On the usefulness of reg.testing
re: https://plus.google.com/u/0/114804369744409916883/posts/JvozgQxVAyT I do find them very useful for certain purposes, although I agree they are not regression tests. I'm not sure what it should be called, but I consider it a tiny 'corpus' of stuff that used to be broken and/or easily tends to break if I'm not careful when changing rules or dictionaries. (However, I'd find them less annoying and more realistic if we could do "
test|lang|source sentence|possible target sentence 1|possible target sentence 2|…|possible target sentence N".) The before/after corpus test which Jacob mentions is in general a lot more helpful to find improvements (or degradations) in quality, while testvoc scripts (both based on lt-expand and corpus testvoc) is helpful in guiding developement. --unhammer 10:53, 21 November 2011 (UTC)

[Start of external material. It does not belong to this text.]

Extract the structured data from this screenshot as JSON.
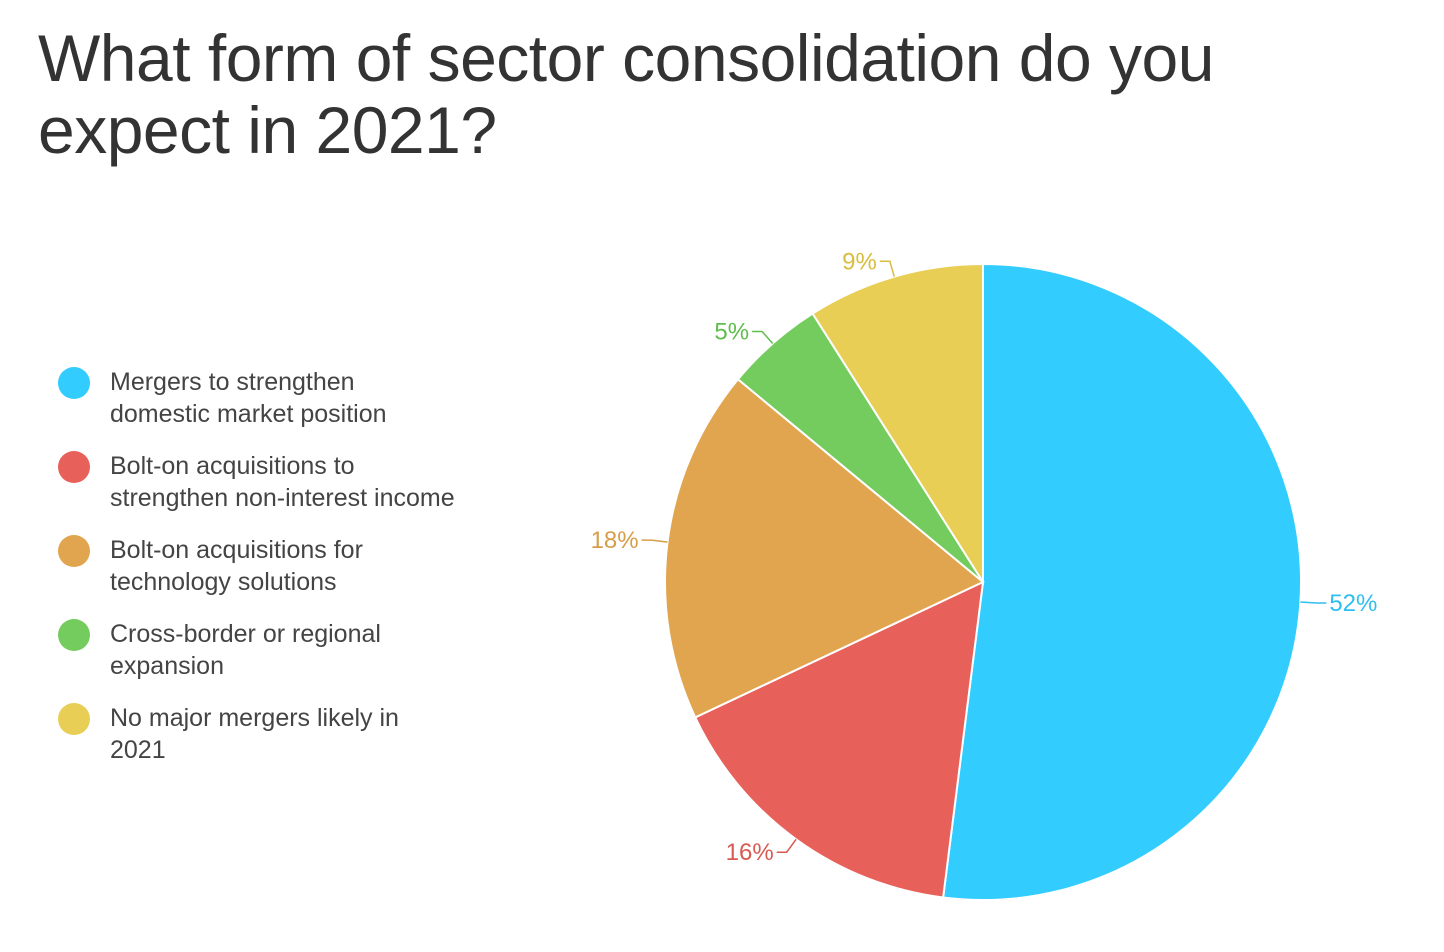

- umm I've not used this kind of tests (or non-tests) yet. Whether it is testing or not, can we call them lists of parallel sentences/sintagms?. I was thinking on it and I see two advantages of doing such lists: 1) for a language whose grammar is not well formalised, building a list of parallel examples helps to understand the underlying grammar and the nature of the changes you need to do in the translator. It also helps people don't speaking the language to understand differences between languages 2) In the absence of large parallel corpus where most common translation errors and challenges would likely appear, I see these lists as a surrogate of a parallel corpus. You cannot use it to quantitatively assess the performance, but you can learn what needs to be done in specific aspects, and just check that the rest of things continue to work. This is why I thought it could be useful for es-an pair ('an' being a language not completely formalised in terms of syntax, and with few parallel texts). --Juanpabl 15:42, 21 November 2011 (UTC)